В а л я (с упреком). Тамарк…
М и х а й л о в н а. А пусть, пусть. Пусть. У ней брак неудачный. Ах, Тамарочка, бедная, много ты понимаешь — «позориться». Счастье это! Что я, для людей, что ль, живу? Я ведь для себя живу! Верно, Валентина? Поддержи, поддержи.
В а л я. Она у нас женское счастье не признает.
М и х а й л о в н а (подхватывает, играя). Да ну? Надо было получше глядеть, когда мужа выбирала.
Т а м а р а. Неужели я и с седой головой все буду про любовь мечтать?! У меня детей двое, мне есть чему себя отдать!
М и х а й л о в н а. Слушай, Тамар, у тебя ведь еще Иван, муж. Ведь он от тебя сбежит! Ты не обижайся.
Т а м а р а. Он? От меня? Да пускай. Деньги все равно платить обязан.
М и х а й л о в н а. Ой-ой-ой, скука какая. (Вале.) Не верь ей, не поддавайся.
Т а м а р а. Была любовь, была, не скрою. А теперь — жизнь! Да вот я ее (показывает на Валю) больше вижу, чем Ивана.
М и х а й л о в н а. Уж очень ты суха, мать.
Т а м а р а. Конечно, что тебе на старости лет не побаловаться: без детей, без родителей — гуляй, казак, никаких забот.

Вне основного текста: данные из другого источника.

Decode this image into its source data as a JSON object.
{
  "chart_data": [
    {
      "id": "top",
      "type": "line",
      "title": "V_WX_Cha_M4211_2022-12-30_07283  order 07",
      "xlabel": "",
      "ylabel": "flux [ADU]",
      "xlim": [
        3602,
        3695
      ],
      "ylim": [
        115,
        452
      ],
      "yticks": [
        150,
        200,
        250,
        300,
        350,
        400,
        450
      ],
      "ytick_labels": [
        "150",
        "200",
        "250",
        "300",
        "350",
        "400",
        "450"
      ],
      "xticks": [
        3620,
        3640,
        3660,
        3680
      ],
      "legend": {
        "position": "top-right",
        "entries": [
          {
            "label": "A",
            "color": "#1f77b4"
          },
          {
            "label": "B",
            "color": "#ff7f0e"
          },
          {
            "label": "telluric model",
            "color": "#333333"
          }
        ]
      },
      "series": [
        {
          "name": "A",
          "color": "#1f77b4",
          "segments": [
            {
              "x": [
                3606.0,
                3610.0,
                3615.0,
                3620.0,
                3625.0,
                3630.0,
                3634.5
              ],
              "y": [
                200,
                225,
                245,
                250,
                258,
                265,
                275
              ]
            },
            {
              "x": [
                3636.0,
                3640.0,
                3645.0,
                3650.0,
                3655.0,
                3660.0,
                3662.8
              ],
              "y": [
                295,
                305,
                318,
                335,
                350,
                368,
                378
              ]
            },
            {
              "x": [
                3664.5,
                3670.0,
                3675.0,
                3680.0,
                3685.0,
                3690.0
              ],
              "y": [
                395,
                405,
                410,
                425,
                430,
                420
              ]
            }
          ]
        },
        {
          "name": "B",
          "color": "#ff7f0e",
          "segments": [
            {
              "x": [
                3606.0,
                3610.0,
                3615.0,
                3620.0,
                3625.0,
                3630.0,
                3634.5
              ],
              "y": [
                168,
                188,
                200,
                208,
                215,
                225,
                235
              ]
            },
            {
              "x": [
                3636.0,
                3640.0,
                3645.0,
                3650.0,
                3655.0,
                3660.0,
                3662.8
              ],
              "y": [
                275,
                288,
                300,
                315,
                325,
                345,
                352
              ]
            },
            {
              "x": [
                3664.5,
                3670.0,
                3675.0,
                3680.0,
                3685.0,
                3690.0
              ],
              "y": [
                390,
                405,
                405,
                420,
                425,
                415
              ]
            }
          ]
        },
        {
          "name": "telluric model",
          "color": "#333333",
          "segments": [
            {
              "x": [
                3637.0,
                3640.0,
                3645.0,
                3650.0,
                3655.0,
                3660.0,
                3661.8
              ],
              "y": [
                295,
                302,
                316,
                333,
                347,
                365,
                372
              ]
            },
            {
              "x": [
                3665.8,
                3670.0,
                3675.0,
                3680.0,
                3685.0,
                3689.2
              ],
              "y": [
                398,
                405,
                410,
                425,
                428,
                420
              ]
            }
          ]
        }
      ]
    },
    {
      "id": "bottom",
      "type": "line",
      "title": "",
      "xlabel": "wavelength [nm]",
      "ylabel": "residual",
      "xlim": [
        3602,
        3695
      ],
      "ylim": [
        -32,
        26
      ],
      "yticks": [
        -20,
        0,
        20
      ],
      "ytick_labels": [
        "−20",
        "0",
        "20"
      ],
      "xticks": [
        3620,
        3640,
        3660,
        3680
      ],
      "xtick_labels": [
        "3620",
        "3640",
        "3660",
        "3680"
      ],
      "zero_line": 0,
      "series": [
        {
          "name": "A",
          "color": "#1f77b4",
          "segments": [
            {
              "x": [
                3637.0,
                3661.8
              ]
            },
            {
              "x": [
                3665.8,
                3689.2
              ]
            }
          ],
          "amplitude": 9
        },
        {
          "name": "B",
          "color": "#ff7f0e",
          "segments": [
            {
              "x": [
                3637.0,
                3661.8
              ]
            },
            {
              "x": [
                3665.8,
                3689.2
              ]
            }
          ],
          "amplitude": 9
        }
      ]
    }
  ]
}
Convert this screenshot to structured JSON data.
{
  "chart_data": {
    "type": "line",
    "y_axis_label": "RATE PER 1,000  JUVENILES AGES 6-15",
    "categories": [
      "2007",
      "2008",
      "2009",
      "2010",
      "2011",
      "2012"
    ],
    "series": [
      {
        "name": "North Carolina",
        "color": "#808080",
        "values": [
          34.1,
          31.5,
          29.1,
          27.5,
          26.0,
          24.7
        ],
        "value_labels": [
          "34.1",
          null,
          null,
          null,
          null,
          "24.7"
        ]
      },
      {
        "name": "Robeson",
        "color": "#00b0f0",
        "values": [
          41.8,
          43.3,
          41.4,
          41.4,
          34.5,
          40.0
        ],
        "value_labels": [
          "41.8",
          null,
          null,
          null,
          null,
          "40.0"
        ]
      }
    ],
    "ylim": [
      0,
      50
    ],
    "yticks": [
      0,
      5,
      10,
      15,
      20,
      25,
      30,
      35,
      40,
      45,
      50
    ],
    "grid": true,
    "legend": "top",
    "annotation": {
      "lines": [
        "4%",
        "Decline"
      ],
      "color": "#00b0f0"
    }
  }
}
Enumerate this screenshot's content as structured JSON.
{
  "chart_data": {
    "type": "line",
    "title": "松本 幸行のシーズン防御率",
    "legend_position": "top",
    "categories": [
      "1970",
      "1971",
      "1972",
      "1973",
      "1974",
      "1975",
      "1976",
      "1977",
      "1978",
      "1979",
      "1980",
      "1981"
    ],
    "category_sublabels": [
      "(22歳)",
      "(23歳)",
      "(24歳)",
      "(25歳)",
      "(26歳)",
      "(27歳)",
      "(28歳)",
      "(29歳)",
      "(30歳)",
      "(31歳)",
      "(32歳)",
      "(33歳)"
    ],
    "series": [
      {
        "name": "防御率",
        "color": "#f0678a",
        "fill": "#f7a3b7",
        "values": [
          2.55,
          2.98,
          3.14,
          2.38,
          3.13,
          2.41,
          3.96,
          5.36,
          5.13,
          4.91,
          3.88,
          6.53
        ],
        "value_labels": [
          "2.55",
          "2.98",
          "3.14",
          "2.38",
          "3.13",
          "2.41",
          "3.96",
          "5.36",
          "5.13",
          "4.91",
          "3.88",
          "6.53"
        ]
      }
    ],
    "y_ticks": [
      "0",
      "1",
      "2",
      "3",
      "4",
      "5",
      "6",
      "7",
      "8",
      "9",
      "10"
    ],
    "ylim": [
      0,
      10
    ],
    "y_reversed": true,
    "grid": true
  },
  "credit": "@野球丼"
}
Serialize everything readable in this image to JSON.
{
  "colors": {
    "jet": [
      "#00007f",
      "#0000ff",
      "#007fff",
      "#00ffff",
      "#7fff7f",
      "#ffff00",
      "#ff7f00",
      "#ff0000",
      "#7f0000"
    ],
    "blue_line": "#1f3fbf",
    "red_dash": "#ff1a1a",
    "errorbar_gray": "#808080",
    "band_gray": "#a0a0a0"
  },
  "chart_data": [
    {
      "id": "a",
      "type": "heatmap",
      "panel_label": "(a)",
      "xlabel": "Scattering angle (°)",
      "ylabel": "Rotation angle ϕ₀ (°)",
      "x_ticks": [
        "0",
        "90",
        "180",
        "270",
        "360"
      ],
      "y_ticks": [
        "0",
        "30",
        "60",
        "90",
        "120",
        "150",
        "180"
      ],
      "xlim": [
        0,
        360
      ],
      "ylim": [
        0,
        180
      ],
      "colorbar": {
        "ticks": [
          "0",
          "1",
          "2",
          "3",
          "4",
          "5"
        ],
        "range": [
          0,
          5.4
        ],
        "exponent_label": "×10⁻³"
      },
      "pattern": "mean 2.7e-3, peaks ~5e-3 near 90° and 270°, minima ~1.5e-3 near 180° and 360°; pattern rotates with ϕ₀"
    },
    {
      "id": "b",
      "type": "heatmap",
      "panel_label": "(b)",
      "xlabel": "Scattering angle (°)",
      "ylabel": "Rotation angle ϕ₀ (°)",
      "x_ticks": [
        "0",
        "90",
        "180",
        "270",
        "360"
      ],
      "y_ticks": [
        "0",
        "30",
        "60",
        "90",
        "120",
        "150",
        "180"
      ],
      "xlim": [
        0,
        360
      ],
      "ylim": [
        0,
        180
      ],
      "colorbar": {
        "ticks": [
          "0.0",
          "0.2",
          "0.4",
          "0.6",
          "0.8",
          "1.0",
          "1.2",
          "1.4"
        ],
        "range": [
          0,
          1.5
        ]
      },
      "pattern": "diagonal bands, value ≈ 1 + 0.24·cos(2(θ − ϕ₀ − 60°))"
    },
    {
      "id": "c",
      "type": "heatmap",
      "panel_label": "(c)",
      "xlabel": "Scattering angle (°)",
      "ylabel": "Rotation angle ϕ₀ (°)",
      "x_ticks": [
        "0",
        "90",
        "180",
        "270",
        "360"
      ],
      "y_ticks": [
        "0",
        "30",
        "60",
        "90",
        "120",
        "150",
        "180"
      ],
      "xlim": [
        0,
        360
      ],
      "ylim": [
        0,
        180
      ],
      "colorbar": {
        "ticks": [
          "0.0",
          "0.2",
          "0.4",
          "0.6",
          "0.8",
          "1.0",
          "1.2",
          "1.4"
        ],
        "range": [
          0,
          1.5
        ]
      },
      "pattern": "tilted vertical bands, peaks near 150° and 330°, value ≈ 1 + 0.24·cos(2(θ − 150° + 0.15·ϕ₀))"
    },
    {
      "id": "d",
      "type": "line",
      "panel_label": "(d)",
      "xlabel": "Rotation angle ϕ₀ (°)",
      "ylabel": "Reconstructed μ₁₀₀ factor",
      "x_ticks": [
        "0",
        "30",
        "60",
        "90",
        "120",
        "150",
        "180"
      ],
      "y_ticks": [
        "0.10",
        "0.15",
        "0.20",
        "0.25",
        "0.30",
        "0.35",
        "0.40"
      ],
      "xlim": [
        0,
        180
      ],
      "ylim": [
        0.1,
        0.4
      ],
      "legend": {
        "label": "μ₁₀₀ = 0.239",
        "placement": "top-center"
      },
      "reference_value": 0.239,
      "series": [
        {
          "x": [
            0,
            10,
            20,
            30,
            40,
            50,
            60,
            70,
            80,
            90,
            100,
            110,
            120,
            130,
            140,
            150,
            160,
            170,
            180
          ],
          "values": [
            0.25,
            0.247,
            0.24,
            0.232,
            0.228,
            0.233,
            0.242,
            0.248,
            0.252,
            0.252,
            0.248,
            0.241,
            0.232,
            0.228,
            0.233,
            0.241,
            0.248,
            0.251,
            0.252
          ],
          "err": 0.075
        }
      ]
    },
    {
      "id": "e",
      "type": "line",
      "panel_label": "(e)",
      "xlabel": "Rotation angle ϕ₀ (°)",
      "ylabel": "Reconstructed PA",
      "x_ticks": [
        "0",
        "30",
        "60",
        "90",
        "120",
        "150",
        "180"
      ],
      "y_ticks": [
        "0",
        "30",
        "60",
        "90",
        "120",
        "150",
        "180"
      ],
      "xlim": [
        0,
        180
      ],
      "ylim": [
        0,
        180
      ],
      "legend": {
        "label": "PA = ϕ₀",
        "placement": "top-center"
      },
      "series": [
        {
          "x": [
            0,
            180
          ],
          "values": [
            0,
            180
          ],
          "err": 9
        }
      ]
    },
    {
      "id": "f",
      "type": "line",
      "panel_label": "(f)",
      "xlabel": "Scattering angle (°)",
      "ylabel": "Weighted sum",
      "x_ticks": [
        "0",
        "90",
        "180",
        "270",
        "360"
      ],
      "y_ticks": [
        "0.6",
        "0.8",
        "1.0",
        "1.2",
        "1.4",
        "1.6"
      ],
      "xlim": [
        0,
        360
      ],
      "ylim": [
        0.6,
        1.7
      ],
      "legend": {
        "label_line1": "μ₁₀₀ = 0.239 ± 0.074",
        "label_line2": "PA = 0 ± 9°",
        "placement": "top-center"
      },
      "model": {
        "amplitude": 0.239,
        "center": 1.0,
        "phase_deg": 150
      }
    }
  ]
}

М и х а й л о в н а. Валентина, замечаешь? У нас с тобой одна линия: меня всегда попрекали, что замуж поздно вышла, теперь — что детей нет. А тебя — что ребенок без отца, что с мужем развелась. А еще раз выйдешь, обязательно скажут: эгоистка, ребенка не пожалела. Вот она — первая!
Т а м а р а. А неужели не скажу? (Крутит ручку машинки.) Ой, ну что с вами делать, с женщинами! Ну вот сколько я знаю, все одно и то же, одно и то же! Опыт-то какой-то должен быть?! Жизнь вас чему-то учит? Или нет?
М и х а й л о в н а. А ты нам не сочувствуй. У тебя один опыт, у нас — другой. Верно, Валентина?
Т а м а р а. Ха-ха-ха, не надейтесь. Все одинаковое! Чего напрасно-то выделяться? Рукав оторвала, сумасшедшая. Хорошо еще — по шву. Совсем голову потеряла.
В а л я. Михайловна, а можно верить мужчинам?
М и х а й л о в н а. А это смотря какой мужчина, к чему расположен. Толику — можно.
В а л я. Да Толик ни при чем. А почему ему можно?
Т а м а р а. Она останавливать, конечно, не будет!
М и х а й л о в н а. А ты что, про него плохое знаешь?
Т а м а р а. Ничего не знаю, а жизнь за себя говорит. По-твоему, бросайся, ломай голову — все хорошо.
М и х а й л о в н а. А везде риск. А тут, на воде сидим — не рискуем? (Вале.) Доверяй, доверяй, не сомневайся.
Т а м а р а. А если не сложится?!
М и х а й л о в н а. А это от нее зависит — она кузнец своего счастья.
Т а м а р а. Ой, надоела…
В а л я. Не права ты, Михайловна. Что от нас зависит?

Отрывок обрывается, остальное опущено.